Из всего, что сказано о чувстве стыда, видно, что мы вправе назвать его чувством общественности, и легко убедиться, что оно играет очень важную роль во всех наших общественных отношениях. Если же кому покажется, что это чувство слишком слабо и неустойчиво для такой важной роли, то пусть он обратит внимание на то, какое важное значение в общественной жизни играют насмешка и позор. Действие же насмешки во всех ее видах, начиная от легкой колкости и оканчивая ядовитым, мертвящим сарказмом, и действие позора основаны на способности человека стыдиться, которая, в свою очередь, основана на его стремлении к общественности. Конечно, общественные нравы исправляются не одною насмешкою, но кто же не видит, какую важную роль играет насмешка в их исправлении и их порче. В их порче, говорим мы, потому что нередко приходится людям бороться за правое дело против насмешки и чувства стыда. Насмешка столько же способна исправлять человека, сколько и портить, а для того чтобы преодолеть чувство стыда, требуется иногда не менее геройства, как и для того, чтобы преодолеть чувство страха. Позор и производимое им мучение стыда во всех законодательствах признавались всегда одною из самых сильных мер наказания и исправления. Чувству стыда Аристотель противополагает бесстыдство *, но бесстыдство можно противоположить стыдливости, а не чувству стыда, чувству же стыда следует противоположить чувство самодовольства, придав, конечно, этому слову несколько измененный технический смысл. Мы чувствуем стыд всякий раз, как наше инстинктивное стремление к общественности, к уважению, любви и ласкам других людей получает сильный толчок в укоре, презрении или насмешке, а равно и при таких поступках наших, за которыми, по нашему мнению, должны следовать укор, насмешка или презрение. Мы испытываем чувство самодовольства всякий раз, как это стремление к общественности получает какое-нибудь заметное удовлетворение, т. е. всякий раз, когда нас хвалят или когда нас ласкают. При особенно напряженном состоянии этого чувствования, когда, напр., «сладкий мед лести каплет в наше сердце», мы ощущаем, что чувство это, противоположное чувству стыда, имеет также и свое особое воплощение в каком-то сладком щекочущем физическом ощущении, выражающемся на лице особенною самодовольною улыбкою. Чувство самодовольства следует отличать от чувства гордости, которое есть уже сложное психическое состояние и продукт психи-
* А r i s t о t е l е, Rhetorika. В. II. С. VI. § 27.
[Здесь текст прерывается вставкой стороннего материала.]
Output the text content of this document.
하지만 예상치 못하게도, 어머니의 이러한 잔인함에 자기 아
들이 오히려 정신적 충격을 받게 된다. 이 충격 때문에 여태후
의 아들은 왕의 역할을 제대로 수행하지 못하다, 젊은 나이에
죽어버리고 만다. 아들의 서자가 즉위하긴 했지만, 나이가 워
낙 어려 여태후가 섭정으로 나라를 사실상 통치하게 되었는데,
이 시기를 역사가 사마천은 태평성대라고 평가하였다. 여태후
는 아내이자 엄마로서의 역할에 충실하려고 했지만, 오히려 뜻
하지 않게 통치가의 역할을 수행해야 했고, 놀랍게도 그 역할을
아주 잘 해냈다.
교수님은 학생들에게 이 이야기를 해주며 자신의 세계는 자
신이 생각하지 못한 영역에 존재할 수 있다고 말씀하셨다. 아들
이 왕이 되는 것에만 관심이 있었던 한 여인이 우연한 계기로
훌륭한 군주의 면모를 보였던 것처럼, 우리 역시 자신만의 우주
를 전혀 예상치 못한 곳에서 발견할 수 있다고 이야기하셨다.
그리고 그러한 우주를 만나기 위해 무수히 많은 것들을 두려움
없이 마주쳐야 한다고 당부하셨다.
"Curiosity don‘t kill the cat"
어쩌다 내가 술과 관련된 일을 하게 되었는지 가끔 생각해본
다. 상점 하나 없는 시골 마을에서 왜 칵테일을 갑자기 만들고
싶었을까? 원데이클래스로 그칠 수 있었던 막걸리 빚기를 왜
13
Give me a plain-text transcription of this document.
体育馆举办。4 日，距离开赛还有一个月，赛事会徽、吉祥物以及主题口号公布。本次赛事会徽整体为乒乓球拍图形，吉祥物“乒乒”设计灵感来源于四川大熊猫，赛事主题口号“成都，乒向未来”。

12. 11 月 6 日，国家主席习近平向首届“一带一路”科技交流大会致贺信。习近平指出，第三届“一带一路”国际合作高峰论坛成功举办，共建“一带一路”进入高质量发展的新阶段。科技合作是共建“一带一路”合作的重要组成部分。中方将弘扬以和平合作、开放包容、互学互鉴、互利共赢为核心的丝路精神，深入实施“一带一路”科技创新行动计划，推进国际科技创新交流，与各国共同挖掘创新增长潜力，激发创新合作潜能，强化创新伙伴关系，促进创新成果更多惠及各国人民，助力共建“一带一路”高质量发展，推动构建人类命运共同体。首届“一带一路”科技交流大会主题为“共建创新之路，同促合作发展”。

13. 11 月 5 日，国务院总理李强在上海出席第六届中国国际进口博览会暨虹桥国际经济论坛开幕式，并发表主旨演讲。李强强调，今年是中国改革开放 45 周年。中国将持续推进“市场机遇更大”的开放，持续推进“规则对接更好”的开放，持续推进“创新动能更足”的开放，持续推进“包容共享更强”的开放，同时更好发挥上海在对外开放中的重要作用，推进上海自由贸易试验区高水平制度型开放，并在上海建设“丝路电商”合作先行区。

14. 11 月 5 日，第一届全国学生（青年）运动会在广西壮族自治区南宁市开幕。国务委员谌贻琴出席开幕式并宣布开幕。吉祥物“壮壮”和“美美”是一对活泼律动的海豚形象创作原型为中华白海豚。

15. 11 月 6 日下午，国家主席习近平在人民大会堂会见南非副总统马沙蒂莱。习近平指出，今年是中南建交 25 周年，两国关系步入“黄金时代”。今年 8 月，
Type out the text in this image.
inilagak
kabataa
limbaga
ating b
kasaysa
ческой жизни, происшедший через сравнение нас с подобными нам людьми. Чувство же самодовольства есть чувство простое, возбуждаемое в нас всяким выражением нам уважения, любви или ласки и которое через сравнение может выработаться в гордость, но существует и без всяких сравнений. Чувство самодовольства следует также отличать от чувства спокойствия совести, которое возможно в человеке без всякого участия других людей, без чего чувство самодовольства немыслимо. Если же мы испытываем и в одиночку чувство самодовольства, то только в том случае, если в своем воображении в то же время представляем себя в отношении с подобными нам людьми и думаем, напр., как они будут поражены тем, что мы сделали или придумали, и т. п. В этом случае воображение дает нам возможность ощущать будущее одобрение людей как бы настоящее...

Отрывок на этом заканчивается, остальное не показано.